A couple of days ago The Chronicle reported on a University of Iowa faculty task force report on “selective excellence” in graduate and professional education. The task force of 19 professors from across the university grouped all the graduate programs into five categories, ranging from “Exemplary” to “Too New to Assess.” Effectively, the lowest category was “Additional Evaluation Required,” comprising 14 programs (12.6 percent).
The Chronicle article provoked quite a number of responses, mostly concerned with the potential impact of the report on humanities departments, since seven of the programs in the lowest category (those most at risk of elimination or restructuring) were in the humanities: American Studies, Asian Civilizations, Comparative Literature, Film Studies, German, Linguistics. The next largest group in the at risk category was four education programs. It is interesting that the departments represented by the three humanists on the task force were more highly ranked: English (“Exemplary”), Art and Art History, and Spanish and Portuguese (“High Quality”). The criteria for the lowest category included “incongruent mission,” problems in admissions, “program outcomes” such as time to degree, and “program characteristics, such as program size, comparison with other programs, centrality to the University, and plans for the program’s future.” That last criterion includes some completely subjective parameters, of course. The “Additional Evaluation” category comments that its programs “may be candidates for restructuring and/or merging with other related programs. Some programs in this category may become candidates for closure.” Clearly, the seven humanities programs are at risk.
In principle, I see no objection to rigorous review of graduate programs, so long as the criteria for evaluation are clear and consistent. I find it hard to tell from the text of the report exactly what the criteria were, although it sounds as though efforts were made to find as many objective, statistical markers as possible. The report acknowledges that the National Research Council rankings are not yet available, though apparently some other rankings were used.
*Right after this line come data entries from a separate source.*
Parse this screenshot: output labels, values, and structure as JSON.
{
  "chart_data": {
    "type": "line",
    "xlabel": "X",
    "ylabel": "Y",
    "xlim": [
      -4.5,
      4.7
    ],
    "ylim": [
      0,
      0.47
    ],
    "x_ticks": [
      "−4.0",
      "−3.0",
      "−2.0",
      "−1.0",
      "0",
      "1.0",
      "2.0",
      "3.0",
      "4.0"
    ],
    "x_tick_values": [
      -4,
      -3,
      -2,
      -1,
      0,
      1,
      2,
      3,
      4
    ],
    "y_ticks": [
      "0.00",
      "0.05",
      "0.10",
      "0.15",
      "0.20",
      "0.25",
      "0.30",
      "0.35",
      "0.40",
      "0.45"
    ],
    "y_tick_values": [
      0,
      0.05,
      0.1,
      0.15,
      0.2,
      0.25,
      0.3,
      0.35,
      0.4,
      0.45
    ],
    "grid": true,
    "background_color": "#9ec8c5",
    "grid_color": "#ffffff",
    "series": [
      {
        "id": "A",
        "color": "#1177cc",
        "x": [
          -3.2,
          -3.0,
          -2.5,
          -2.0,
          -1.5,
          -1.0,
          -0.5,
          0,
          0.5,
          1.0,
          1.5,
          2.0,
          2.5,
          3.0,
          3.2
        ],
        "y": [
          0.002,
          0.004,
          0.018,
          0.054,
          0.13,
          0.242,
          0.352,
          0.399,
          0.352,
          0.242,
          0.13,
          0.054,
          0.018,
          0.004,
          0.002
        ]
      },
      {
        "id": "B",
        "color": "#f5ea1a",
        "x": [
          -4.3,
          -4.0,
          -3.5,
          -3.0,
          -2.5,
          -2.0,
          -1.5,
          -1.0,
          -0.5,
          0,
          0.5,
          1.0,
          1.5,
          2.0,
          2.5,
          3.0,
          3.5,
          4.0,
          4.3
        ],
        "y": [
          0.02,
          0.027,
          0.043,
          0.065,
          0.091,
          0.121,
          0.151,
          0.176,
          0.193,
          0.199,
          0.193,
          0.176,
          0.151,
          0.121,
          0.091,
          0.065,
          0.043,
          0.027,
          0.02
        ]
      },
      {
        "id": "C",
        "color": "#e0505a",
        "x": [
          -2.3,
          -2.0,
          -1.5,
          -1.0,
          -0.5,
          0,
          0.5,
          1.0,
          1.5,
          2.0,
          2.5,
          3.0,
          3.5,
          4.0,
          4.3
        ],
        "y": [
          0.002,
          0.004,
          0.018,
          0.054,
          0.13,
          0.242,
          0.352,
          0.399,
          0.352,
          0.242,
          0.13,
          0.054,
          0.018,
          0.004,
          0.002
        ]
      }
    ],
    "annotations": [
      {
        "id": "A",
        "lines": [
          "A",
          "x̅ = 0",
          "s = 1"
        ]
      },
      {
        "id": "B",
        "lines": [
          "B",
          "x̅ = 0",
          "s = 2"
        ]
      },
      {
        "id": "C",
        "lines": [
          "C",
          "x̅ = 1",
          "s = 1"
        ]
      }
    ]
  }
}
The bottom line seems to be that the evaluations were based primarily on what are described as “student-based indicators (outcomes such as percent completion, time to degree and placement) more heavily than overall department reputation or productivity.” I may be missing something here, but this seems to me a fairly crude assessment of the educational economics of graduate training programs.
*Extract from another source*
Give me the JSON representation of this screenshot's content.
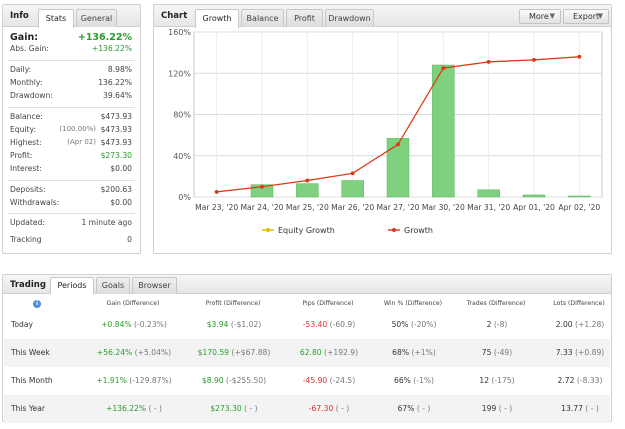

The University of Iowa is certainly entitled to be concerned if students are not completing their graduate degrees or if they’re taking inordinate amounts to time for completion (though it is not easy to define “inordinate” across fields). It is also true, as the report points out, that a relatively small research university (by CIC standards) in a period of constraints on growth “will require strategic focus and enhanced collaboration at curricular, programmatic, and collegiate levels.” It seems reasonable that “some reorganization of graduate programs may increase efficienty while continuing to meet the educational needs of the University.”
I assume that the task force made a good faith effort to be as accurate and fair as possible, and I also assume that there are some objective reasons to place so many major humanities programs in the lowest category — although I have to say that I am surprised to find such large number of traditional humanities fields at the bottom of the listings.
My main question is, however, what the potential elimination or restructuring of such a large proportion of the humanities programing of the University will do to Iowa’s capacity to represent the full range of the humanities both for undergraduate and graduate education? I also wonder whether, if some cutbacks are in response to poor job markets for Ph.D.’s in particular fields, whether eliminating or reducing activity in those fields will not have spillover effects on other departments, on crossdisciplinary work and on undergraduate education generally?
The bottom line is the question of the extent to which the specification of efficiency as the rule of choice in academic decisions may be in conflict with Iowa’s overall educational mission and responsibility? Shouldn’t programs also be assessed in terms of the broader educational mission of the University?